Quant à comparer la capacité des français et des américains à réduire les "pesticides", il faudrait préciser que les français ont une agriculture plus intensive (200 ha/exploitant dans la Beauce) que les américains (2000 ha/exploitant dans la plaine de Chicago). Il faudrait décrire en détail la situation de départ. Très probablement l'agriculture française utilisaient plus de pesticides que les américains, il y a 20 ans. Dès lors le potentiel de réduction était très probablement plus facile à atteindre en France qu'aux USA.

 


 

[1] Pour un hectare (Source : USDA Economic Research Service using data from USDA’s – 2004 Agricultural), le producteur américain doit couvrir des coûts de structure d’environ 286 $/ha et des couts proportionnels de 259 $/ha comprenant semences, engrais, phytosanitaires et énergie de traction, soit 545 $/ha. Grâce à un rendement de 9.3 T/ha, le producteur américain engage ainsi, hors rémunération de son travail, environ 59 $/T de blé. Avec un cours mondial -de 90 $/T au départ de la ferme agricole (135$/T de cours FOB - 45$/T de coût logistique vers le port, chargement compris)-, c’est donc un revenu de 31 $/T environ qui revient à la rémunération du travail. En sachant qu’une exploitation américaine parvient à exploiter 200 ha avec seulement 1 personne, le revenu de cette personne sera donc de l’ordre de 31$/T x 9.3T/ha x 200ha/travailleur = environ 57.500 $/personne.

Le négociant de la capitale africaine pourra acheter au cours mondial FOB de 135 $/T majoré d’un taux de fret maritime et de déchargement à l’arrivée de 35 $, et, éventuellement, d'un frais de douane faible de 20 $/T, c'est-à-dire 190 $/T. Ce négociant aura aussi le choix d’acheter à un producteur local. Mais, ce dernier ne pourra faire autrement que d’aligner son prix de vente sur cette concurrence mondiale.

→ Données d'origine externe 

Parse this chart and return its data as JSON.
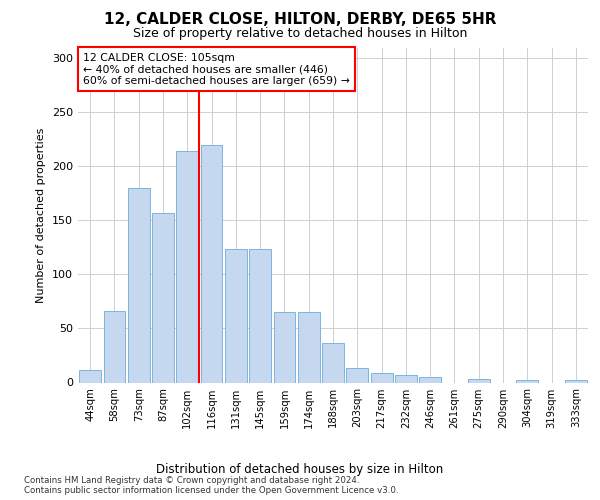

Le producteur africain ne peut financer ni semences OGM, très peu d’engrais, et quasiment aucun produit de protection phytosanitaire. Quant à l’énergie, elle est essentiellement animale faute de capacité à investir en tracteurs. Dès lors, ses coûts/ha ne sont que d’environ 114 $/ha, 5 fois inférieures à ceux des USA. Malheureusement, faute de productivité, les rendements ne sont que de l’ordre de 1 T/ha, soit un coût de 114 $/T. Or, si notre producteur doit « s’aligner » sur le marché mondial, et compte tenu de frais de transport routier, disons de 20 $, pour aller du lieu de production jusqu’à la capitale, il ne pourra compter que sur une recette de 190 - 20 = 170 $/T. Enfin, la faiblesse de taille des exploitations agricoles est telle que ce sont environ 2 personnes qui travaillent sur chaque ha. Dès lors le revenu de chaque travailleur agricole ne sera que de (170 revenu -114 coût) / 2 travailleurs/ha = 28 $ /travailleur, au lieu des 57.500 $/personne aux USA !

Avec une protection douanière portée 20 à 70 $/T et un minimum de transferts de technologies, notre producteur pourrait, dès lors, financer des semences plus productives, des engrais, des produits de protection et des matériels, même rudimentaires, mais plus productifs. Les coûts, certes, doubleraient, passant de 114 $ à 260$/ha, mais, le rendement pourrait être de 3 T /ha au lieu de 1 T/ha, ce qui resterait encore 3 fois inférieur à celui des pays performants. Notre producteur dégagerait ainsi une marge hors travail de 220$/T de recette – (260$ coût/ha / 3 T/ha) = 133 $/T. Cette hausse lui assurerait un revenu de 133 $/T x 3 T/ha / 4 travailleurs/ha = 200 $/travailleur.